Gen. Joseph Votel speaks during a news conference with Defense Secretary Jim Mattis at the Pentagon, April 11, 2017. The commander of U.S. Central Command said it is looking to counter Iranian influence in the Middle East via cyberspace.
Gen. Joseph Votel speaks during a news conference with Defense Secretary Jim Mattis at the Pentagon, April 11, 2017. The commander of U.S. Central Command said it is looking to counter Iranian influence in the Middle East via cyberspace.

"There still are some areas where they [IS] are present and that we will have to continue to operate on," U.S. Central Command's Gen. Joseph Votel, who commands U.S. forces in the Middle East, said earlier this week during an appearance in Washington.

"The hard part I think is in front of us," Votel added. "There is a military role in this, certainly in the stabilization phase."

U.S. allies in the region have also expressed alarm, saying a withdrawal would "send a frightening message."

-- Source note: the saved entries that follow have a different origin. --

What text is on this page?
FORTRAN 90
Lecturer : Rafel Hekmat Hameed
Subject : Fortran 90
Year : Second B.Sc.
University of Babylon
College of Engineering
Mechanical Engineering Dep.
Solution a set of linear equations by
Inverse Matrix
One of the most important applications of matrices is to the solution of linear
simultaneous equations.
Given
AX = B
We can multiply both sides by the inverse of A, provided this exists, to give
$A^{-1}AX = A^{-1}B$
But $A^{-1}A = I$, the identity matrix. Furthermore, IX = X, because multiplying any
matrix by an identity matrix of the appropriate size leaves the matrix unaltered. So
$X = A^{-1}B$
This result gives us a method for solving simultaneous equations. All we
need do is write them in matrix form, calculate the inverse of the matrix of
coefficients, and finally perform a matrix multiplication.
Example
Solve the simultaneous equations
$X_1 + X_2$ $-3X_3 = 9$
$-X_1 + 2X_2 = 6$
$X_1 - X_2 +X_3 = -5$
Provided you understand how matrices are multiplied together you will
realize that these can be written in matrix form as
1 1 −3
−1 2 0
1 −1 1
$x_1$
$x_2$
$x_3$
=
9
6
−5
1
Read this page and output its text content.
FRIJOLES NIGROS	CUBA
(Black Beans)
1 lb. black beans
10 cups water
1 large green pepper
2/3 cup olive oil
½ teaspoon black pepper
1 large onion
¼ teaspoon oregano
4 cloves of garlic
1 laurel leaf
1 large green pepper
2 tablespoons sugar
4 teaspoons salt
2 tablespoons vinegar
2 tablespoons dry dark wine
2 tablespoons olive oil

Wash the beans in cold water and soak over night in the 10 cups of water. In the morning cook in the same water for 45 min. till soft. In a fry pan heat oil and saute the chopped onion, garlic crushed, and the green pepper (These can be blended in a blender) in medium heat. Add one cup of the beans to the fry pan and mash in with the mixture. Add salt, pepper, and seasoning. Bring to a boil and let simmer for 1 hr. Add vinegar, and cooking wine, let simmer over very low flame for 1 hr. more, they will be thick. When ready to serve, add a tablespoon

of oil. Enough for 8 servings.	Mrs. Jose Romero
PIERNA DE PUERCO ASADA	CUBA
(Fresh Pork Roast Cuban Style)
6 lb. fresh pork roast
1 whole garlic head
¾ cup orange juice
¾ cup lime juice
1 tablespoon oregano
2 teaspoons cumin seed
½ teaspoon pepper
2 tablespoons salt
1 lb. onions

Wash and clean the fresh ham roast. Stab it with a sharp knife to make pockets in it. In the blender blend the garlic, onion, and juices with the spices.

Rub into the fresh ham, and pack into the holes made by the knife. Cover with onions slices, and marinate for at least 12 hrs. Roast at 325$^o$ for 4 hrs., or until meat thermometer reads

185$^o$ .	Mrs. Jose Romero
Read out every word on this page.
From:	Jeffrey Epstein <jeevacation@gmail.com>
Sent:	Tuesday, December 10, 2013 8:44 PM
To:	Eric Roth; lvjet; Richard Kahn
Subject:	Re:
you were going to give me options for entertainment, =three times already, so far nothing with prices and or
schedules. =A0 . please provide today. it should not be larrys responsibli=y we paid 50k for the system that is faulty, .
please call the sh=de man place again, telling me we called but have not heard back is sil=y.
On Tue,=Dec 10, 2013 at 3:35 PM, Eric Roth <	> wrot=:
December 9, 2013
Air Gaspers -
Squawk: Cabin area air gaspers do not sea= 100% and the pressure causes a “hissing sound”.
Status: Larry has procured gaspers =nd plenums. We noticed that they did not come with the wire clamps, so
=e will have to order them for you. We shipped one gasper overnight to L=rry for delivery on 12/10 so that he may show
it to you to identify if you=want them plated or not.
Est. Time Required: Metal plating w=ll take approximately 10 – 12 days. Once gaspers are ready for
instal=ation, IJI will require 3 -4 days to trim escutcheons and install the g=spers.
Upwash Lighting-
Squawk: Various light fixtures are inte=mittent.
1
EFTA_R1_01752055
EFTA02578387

Still, defense officials Thursday downplayed any concerns, saying there was no timeline for pulling U.S. troops from Syria and that their only criteria remained the defeat of IS.

"I've heard rumors of people talking of withdrawal," Chief Pentagon spokeswoman Dana White told reporters. "I know the president said very soon because we have been very successful with defeating ISIS, but it's not over."